Rep. Alice Hausman, the chief sponsor of the bill, fought fiercely to protect the Como Zoo project, noting that 1.7 million people visit the park annually on family outings and school field trips.
"You are making this about animals. This is about kids," she scolded.
All told, the bill would give a green light to more than $1 billion in projects. The bulk -- $960 million -- is paid for through state-incurred debt and most of the rest comes from local matches.
Minnesota's long-standing practice is to limit principal and interest costs to 3 percent of the state's general fund spending. The bills that passed the House and Senate threaten to exceed that cap, depending on the timetable for selling the bonds.

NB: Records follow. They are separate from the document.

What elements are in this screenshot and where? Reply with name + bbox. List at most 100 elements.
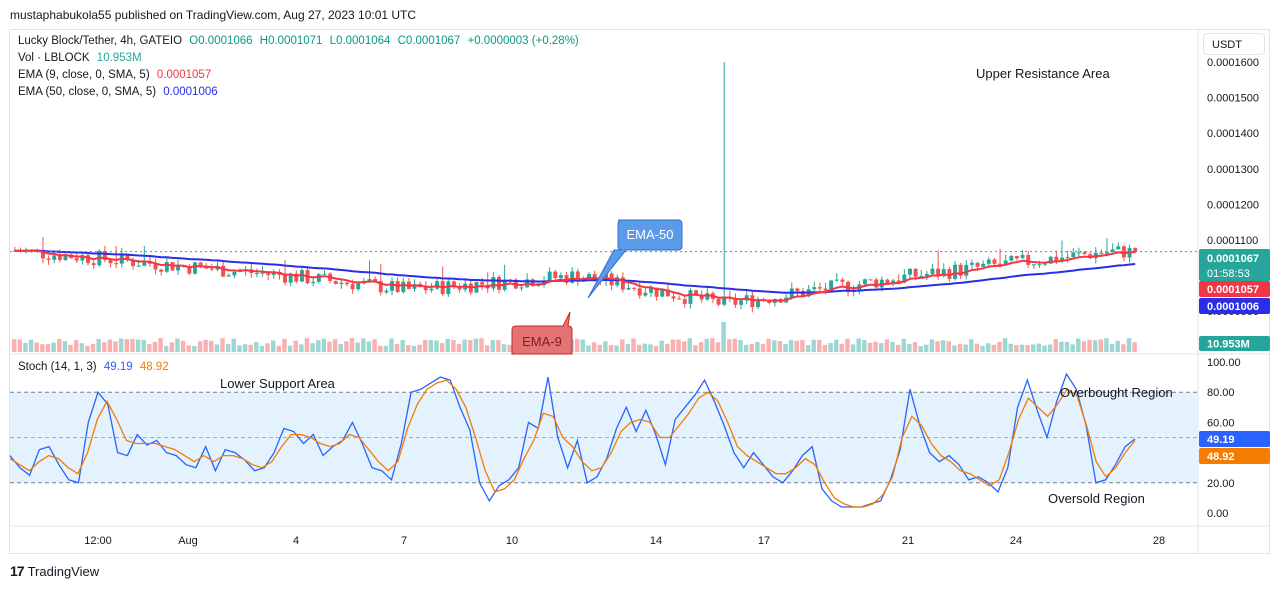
candle-body <box>198 262 203 266</box>
candle-body <box>682 299 687 304</box>
candle-body <box>1099 252 1104 254</box>
volume-bar <box>800 340 805 352</box>
volume-bar <box>135 339 141 352</box>
candle-body <box>891 280 896 284</box>
candle-body <box>266 272 271 275</box>
volume-bar <box>828 342 833 352</box>
volume-bar <box>670 339 676 352</box>
candle-body <box>384 290 389 293</box>
volume-bar <box>287 345 293 352</box>
last-price-badge-bg <box>1199 249 1270 281</box>
ema50-badge: 0.0001006 <box>1207 301 1259 313</box>
volume-bar <box>1109 344 1115 352</box>
volume-bar <box>96 339 101 352</box>
candle-body <box>575 271 580 282</box>
candle-body <box>401 281 406 293</box>
ohlc-high: H0.0001071 <box>259 35 323 47</box>
candle-body <box>294 273 299 282</box>
tradingview-logo[interactable]: 17 TradingView <box>10 563 99 579</box>
candle-body <box>378 281 383 293</box>
publish-line: mustaphabukola55 published on TradingVie… <box>10 8 417 22</box>
candle-body <box>446 281 451 295</box>
candle-body <box>131 260 136 267</box>
volume-bar <box>743 344 749 352</box>
volume-bar <box>270 340 276 352</box>
candle-body <box>1048 256 1053 264</box>
candle-body <box>547 271 552 282</box>
volume-bar <box>1053 339 1058 352</box>
candle-body <box>1043 263 1048 265</box>
volume-bar <box>1019 344 1025 352</box>
volume-bar <box>445 338 450 352</box>
volume-bar <box>456 343 462 352</box>
candle-body <box>232 271 237 276</box>
candle-body <box>733 297 738 305</box>
volume-bar <box>45 344 51 352</box>
volume-bar <box>856 338 861 352</box>
volume-bar <box>946 341 952 352</box>
volume-bar <box>1031 344 1036 352</box>
price-tick-label: 0.0001500 <box>1207 93 1259 105</box>
volume-bar <box>659 340 664 352</box>
candle-body <box>193 262 197 274</box>
candle-body <box>536 285 541 287</box>
ema9-line <box>14 249 1136 302</box>
ohlc-open: O0.0001066 <box>189 35 253 47</box>
ohlc-low: L0.0001064 <box>329 35 391 47</box>
volume-bar <box>1042 345 1047 352</box>
volume-bar <box>755 341 760 352</box>
ema9-legend: EMA (9, close, 0, SMA, 5) 0.0001057 <box>18 69 215 81</box>
candle-body <box>316 274 321 282</box>
volume-bar <box>1081 341 1087 352</box>
candle-body <box>142 261 147 266</box>
ema50-callout-box <box>587 219 683 299</box>
candle-body <box>1020 254 1025 259</box>
volume-bar <box>710 338 715 352</box>
candle-body <box>936 268 941 277</box>
time-tick-label: 10 <box>506 535 518 547</box>
candle-body <box>451 281 456 287</box>
stoch-k-line <box>9 372 1136 508</box>
volume-bar <box>822 344 828 352</box>
stoch-k-value: 49.19 <box>103 361 133 373</box>
candle-body <box>1026 254 1031 265</box>
volume-bar <box>355 342 360 352</box>
volume-bar <box>304 338 310 352</box>
volume-bar <box>1092 340 1098 352</box>
candle-body <box>677 298 682 300</box>
volume-badge: 10.953M <box>1207 339 1250 351</box>
candle-body <box>958 264 963 276</box>
candle-body <box>908 268 912 275</box>
time-tick-label: Aug <box>178 535 198 547</box>
candle-body <box>941 269 946 277</box>
volume-bar <box>473 338 479 352</box>
candle-body <box>840 279 845 282</box>
volume-bar <box>349 338 355 352</box>
candle-body <box>1009 255 1014 261</box>
currency-button[interactable]: USDT <box>1203 33 1265 55</box>
volume-bar <box>417 344 422 352</box>
volume-bar <box>23 342 28 352</box>
volume-bar <box>614 345 619 352</box>
candle-body <box>558 275 563 278</box>
candle-body <box>260 272 265 274</box>
candle-body <box>333 280 338 285</box>
volume-bar <box>361 338 366 352</box>
candle-body <box>63 254 68 261</box>
volume-bar <box>164 345 169 352</box>
candle-body <box>159 269 164 272</box>
volume-bar <box>17 339 23 352</box>
candle-body <box>705 293 710 300</box>
ema9-callout-box <box>511 311 573 355</box>
volume-bar <box>817 339 822 352</box>
candle-body <box>530 279 535 287</box>
volume-bar <box>439 343 445 352</box>
volume-bar <box>276 345 282 352</box>
candle-body <box>114 263 119 265</box>
candle-body <box>868 279 873 281</box>
candle-body <box>350 284 355 290</box>
price-tick-label: 0.0001100 <box>1207 235 1258 247</box>
volume-bar <box>248 344 253 352</box>
candle-body <box>226 275 231 277</box>
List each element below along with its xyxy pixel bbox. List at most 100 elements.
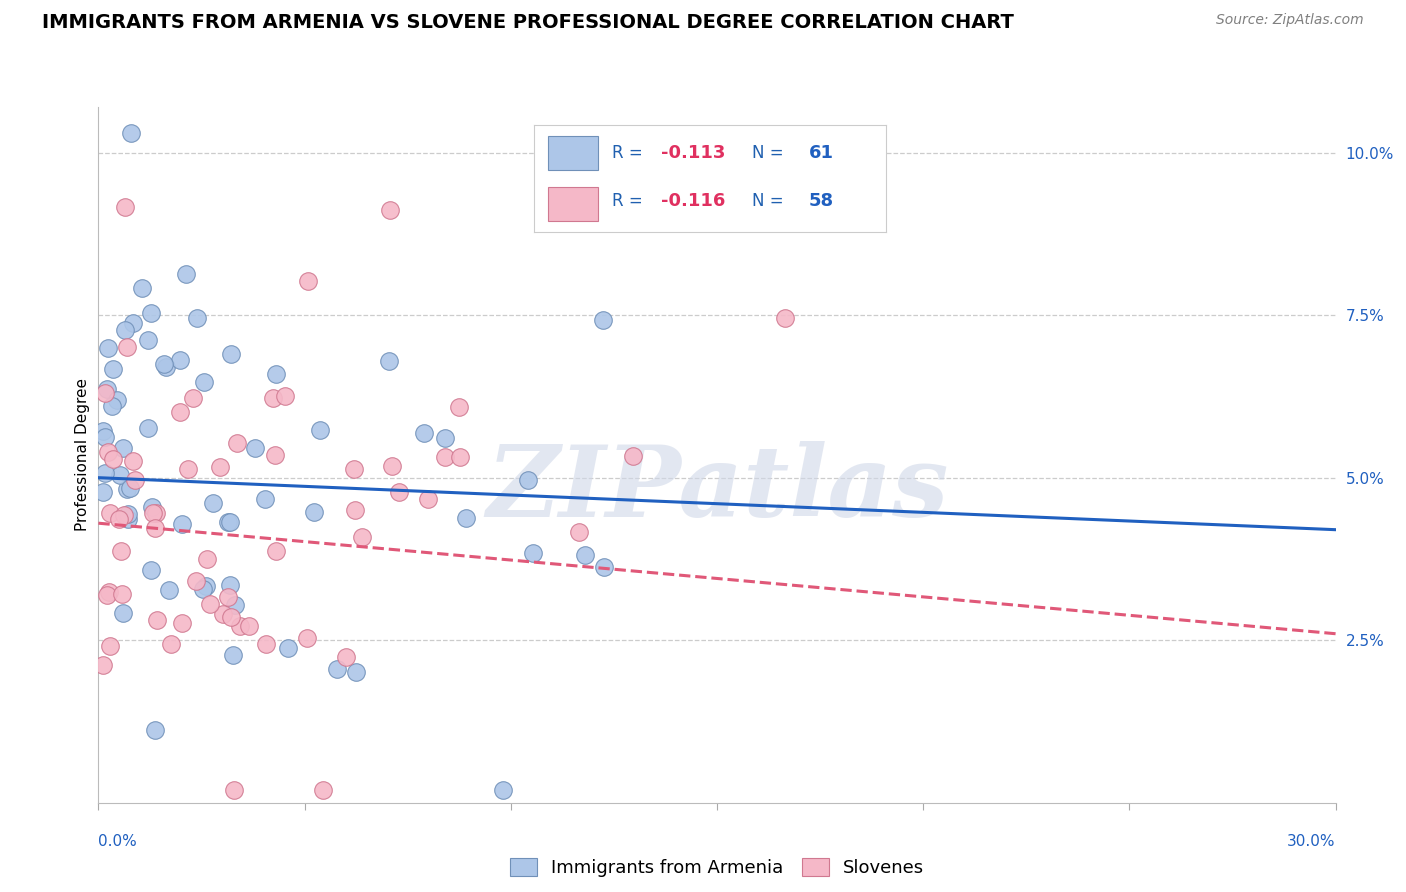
Point <box>224 782 246 797</box>
Point <box>139 562 162 576</box>
Point <box>145 506 167 520</box>
Point <box>253 492 276 507</box>
Point <box>516 473 538 487</box>
Point <box>111 606 134 620</box>
Point <box>245 442 267 456</box>
Legend: Immigrants from Armenia, Slovenes: Immigrants from Armenia, Slovenes <box>502 850 932 884</box>
Point <box>177 462 200 476</box>
Text: Source: ZipAtlas.com: Source: ZipAtlas.com <box>1216 13 1364 28</box>
Point <box>262 391 284 405</box>
Point <box>96 588 118 602</box>
Point <box>335 650 357 665</box>
Point <box>111 441 134 455</box>
Point <box>264 544 287 558</box>
Point <box>184 574 207 588</box>
Point <box>200 598 222 612</box>
Point <box>219 610 242 624</box>
Point <box>159 583 181 598</box>
Point <box>219 578 242 592</box>
Point <box>94 466 117 480</box>
Bar <box>548 187 598 221</box>
Point <box>93 425 115 439</box>
Point <box>155 359 177 374</box>
Point <box>350 530 373 544</box>
Text: R =: R = <box>612 193 648 211</box>
Point <box>229 619 252 633</box>
Point <box>592 313 614 327</box>
Point <box>492 782 515 797</box>
Point <box>388 485 411 500</box>
Text: IMMIGRANTS FROM ARMENIA VS SLOVENE PROFESSIONAL DEGREE CORRELATION CHART: IMMIGRANTS FROM ARMENIA VS SLOVENE PROFE… <box>42 13 1014 32</box>
Point <box>117 482 139 496</box>
Point <box>160 637 183 651</box>
Point <box>194 579 217 593</box>
Point <box>412 426 434 441</box>
Point <box>97 445 120 459</box>
Text: -0.113: -0.113 <box>661 145 725 162</box>
Point <box>621 449 644 463</box>
Text: R =: R = <box>612 145 648 162</box>
Text: 58: 58 <box>808 193 834 211</box>
Text: N =: N = <box>752 145 789 162</box>
Point <box>191 582 214 596</box>
Point <box>136 333 159 347</box>
Point <box>186 311 208 326</box>
Point <box>111 587 134 601</box>
Point <box>208 460 231 475</box>
Point <box>115 340 138 354</box>
Point <box>114 200 136 214</box>
Point <box>176 267 198 281</box>
Point <box>142 507 165 521</box>
Point <box>131 281 153 295</box>
Point <box>143 723 166 737</box>
Point <box>105 393 128 408</box>
Point <box>225 436 247 450</box>
Point <box>264 367 287 381</box>
Point <box>181 392 204 406</box>
Point <box>274 389 297 403</box>
Point <box>98 639 121 653</box>
Point <box>117 512 139 526</box>
Point <box>145 613 167 627</box>
Point <box>378 203 401 218</box>
Point <box>91 484 114 499</box>
Point <box>201 496 224 510</box>
Point <box>297 631 319 645</box>
Point <box>94 385 117 400</box>
Point <box>297 274 319 288</box>
Point <box>120 126 142 140</box>
Point <box>103 361 125 376</box>
Text: 61: 61 <box>808 145 834 162</box>
Point <box>153 357 176 371</box>
Point <box>433 431 456 445</box>
Point <box>222 648 245 662</box>
Text: ZIPatlas: ZIPatlas <box>486 442 948 538</box>
Point <box>342 461 364 475</box>
Point <box>416 491 439 506</box>
Point <box>238 619 260 633</box>
Point <box>193 375 215 389</box>
Text: 0.0%: 0.0% <box>98 834 138 849</box>
Point <box>169 405 191 419</box>
Point <box>312 782 335 797</box>
Text: 30.0%: 30.0% <box>1288 834 1336 849</box>
Point <box>456 510 478 524</box>
Point <box>219 515 242 529</box>
Point <box>568 525 591 540</box>
Point <box>97 341 120 355</box>
Point <box>170 615 193 630</box>
Bar <box>548 136 598 169</box>
Point <box>118 481 141 495</box>
Point <box>593 560 616 574</box>
Point <box>110 544 132 558</box>
Point <box>114 323 136 337</box>
Point <box>136 421 159 435</box>
Point <box>326 662 349 676</box>
Point <box>94 430 117 444</box>
Point <box>124 473 146 487</box>
Point <box>433 450 456 464</box>
Point <box>344 665 367 679</box>
Point <box>169 352 191 367</box>
Point <box>97 585 120 599</box>
Point <box>263 448 285 462</box>
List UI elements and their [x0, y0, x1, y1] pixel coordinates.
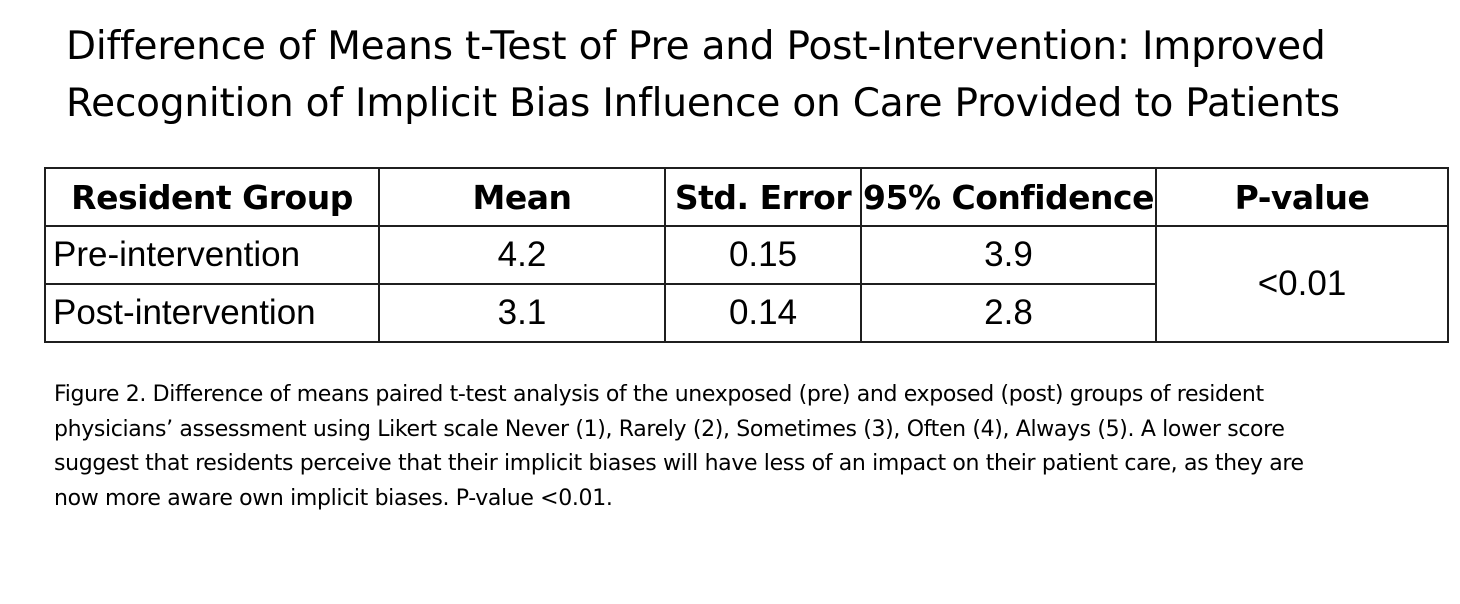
cell-confidence: 3.9 [860, 225, 1157, 285]
cell-mean: 4.2 [378, 225, 666, 285]
table-row: Post-intervention 3.1 0.14 2.8 [44, 283, 1448, 343]
caption-line: now more aware own implicit biases. P-va… [54, 485, 613, 511]
caption-line: suggest that residents perceive that the… [54, 451, 1304, 476]
cell-group: Post-intervention [44, 283, 380, 343]
caption-line: physicians’ assessment using Likert scal… [54, 416, 1285, 442]
cell-std-error: 0.15 [664, 225, 862, 285]
figure-caption: Figure 2. Difference of means paired t-t… [54, 378, 1414, 516]
cell-confidence: 2.8 [860, 283, 1157, 343]
header-p-value: P-value [1155, 167, 1449, 227]
cell-mean: 3.1 [378, 283, 666, 343]
cell-group: Pre-intervention [44, 225, 380, 285]
slide-title-line: Difference of Means t-Test of Pre and Po… [66, 24, 1326, 69]
table-row: Pre-intervention 4.2 0.15 3.9 <0.01 [44, 225, 1449, 343]
header-std-error: Std. Error [664, 167, 862, 227]
table-header-row: Resident Group Mean Std. Error 95% Confi… [44, 167, 1449, 227]
slide-title-line: Recognition of Implicit Bias Influence o… [66, 81, 1340, 126]
cell-p-value: <0.01 [1155, 225, 1449, 343]
header-mean: Mean [378, 167, 666, 227]
cell-std-error: 0.14 [664, 283, 862, 343]
caption-line: Figure 2. Difference of means paired t-t… [54, 382, 1264, 407]
results-table: Resident Group Mean Std. Error 95% Confi… [44, 167, 1449, 343]
header-resident-group: Resident Group [44, 167, 380, 227]
header-confidence: 95% Confidence [860, 167, 1157, 227]
slide-title: Difference of Means t-Test of Pre and Po… [66, 18, 1406, 132]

In a letter to lawmakers Thursday, Pawlenty avoided an explicit veto threat, but he urged lawmakers to whittle the bill down to $825 million.
"I am very concerned that impasse will be reached if we do not agree to abide by the cap," he said. "The generous amount allowed by the cap should be more than sufficient to create a compromise bill that is also fiscally responsible."
The bill authorizes items as small as $135,000 to buy markers for unmarked graves of people who died while in state hospitals or regional treatment centers. On the high end is $70 million toward a light rail line between Minneapolis and St. Paul.
Hausman, DFL-St. Paul, highlighted the bill's emphasis on repairing aging water treatment centers, alleviating crowded college classrooms and furthering major industrial projects in parts of the state that need a lift. And she stressed that it would result in construction jobs that could help Minnesota out of an economic slump.
"We looked for projects that were ready to go," she said. "We want those dollars out there employing people immediately."
But Rep. Tom Emmer, R-Delano, said lawmakers need to be mindful that state taxpayers will ultimately pick up the tab. He lobbied to limit the bill to essential government projects such as public safety centers and road repairs.
"This is about necessities of living versus luxuries," Emmer said. "We're pleading with you, please do not use Minnesotans' food money to buy your beer."